Mr. Bhiri, 63, was shuttled to different undisclosed places of detention for several hours and later put under house arrest.  Due to pre-existing health conditions, he was transferred to hospital on 2 January, where he remains. 

Although officials have indicated that he is suspected of terrorism-related offences, OHCHR said his lawyers have not been formally informed of any charges against him. 

A second unidentified man was also taken away and detained on the same day as Mr. Bhiri, and under similar circumstances.  His location was not known, until 4 January. 

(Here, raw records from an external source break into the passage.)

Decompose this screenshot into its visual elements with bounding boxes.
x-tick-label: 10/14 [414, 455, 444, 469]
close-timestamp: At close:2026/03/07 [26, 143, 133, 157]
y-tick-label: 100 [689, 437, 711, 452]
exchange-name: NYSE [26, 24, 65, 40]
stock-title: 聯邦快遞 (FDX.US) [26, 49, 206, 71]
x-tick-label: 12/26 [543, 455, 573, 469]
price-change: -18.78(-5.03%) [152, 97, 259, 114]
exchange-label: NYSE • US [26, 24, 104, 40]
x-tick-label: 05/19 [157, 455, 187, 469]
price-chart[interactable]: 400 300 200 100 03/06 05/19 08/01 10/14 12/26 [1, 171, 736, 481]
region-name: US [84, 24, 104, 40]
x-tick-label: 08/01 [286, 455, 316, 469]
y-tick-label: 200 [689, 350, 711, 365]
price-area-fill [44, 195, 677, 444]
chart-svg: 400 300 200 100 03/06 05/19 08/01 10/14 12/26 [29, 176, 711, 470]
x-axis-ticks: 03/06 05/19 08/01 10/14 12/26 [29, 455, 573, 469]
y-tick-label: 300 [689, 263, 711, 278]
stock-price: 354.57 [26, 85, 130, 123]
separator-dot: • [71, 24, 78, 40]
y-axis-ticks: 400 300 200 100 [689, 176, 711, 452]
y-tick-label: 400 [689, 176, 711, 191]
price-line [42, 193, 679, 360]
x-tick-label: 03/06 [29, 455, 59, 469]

“We urge the authorities to either promptly release or properly charge these two men in accordance with due process standards for criminal proceedings,” said Liz Throssell, an OHCHR Spokesperson in Geneva. 

Serious concerns 

The developments have deepened the UN Office’s “already serious concerns” about the deteriorating human rights situation in Tunisia. 

Although the men’s families, as well as OHCHR staff in the country, have been able to visit them, Ms. Throssell said “these two incidents echo practices not seen since the Ben Ali era and raise serious questions regarding abduction, enforced disappearance and arbitrary detention.” 

President Zine El Abidine Ben Ali, who ruled Tunisia for more than 20 years, was ousted in January 2011, in protests that sparked the Arab spring. 

The current President, Kais Saied, suspended parliament last July and assumed all executive functions, in a move opponents branded as a coup. 

Preserve rights gains 

OHCHR said the actions of Tunisia’s Internal Security Forces have long been a matter of concern, having repeatedly raised the issue in discussions with the authorities over the past decade. 

Following the violent dispersal of demonstrators on 1 September, President Saied called for forces to change their practices and act in accordance with the law.  While “a positive step”, the UN office said public commitment to international human rights obligations have yet to be translated into practice. 

OHCHR was also concerned about the stifling of dissent in Tunisia, including through improper use of counter-terrorism legislation and increasing use of military courts to try civilians. 

Although the President has repeatedly vowed to reform the judiciary, actions must be in line with Tunisia’s international human rights obligations. 

OHCHR recalled the “tremendous progress” the country has made over the past decade in promoting human rights, though stressing the importance of preserving these gains.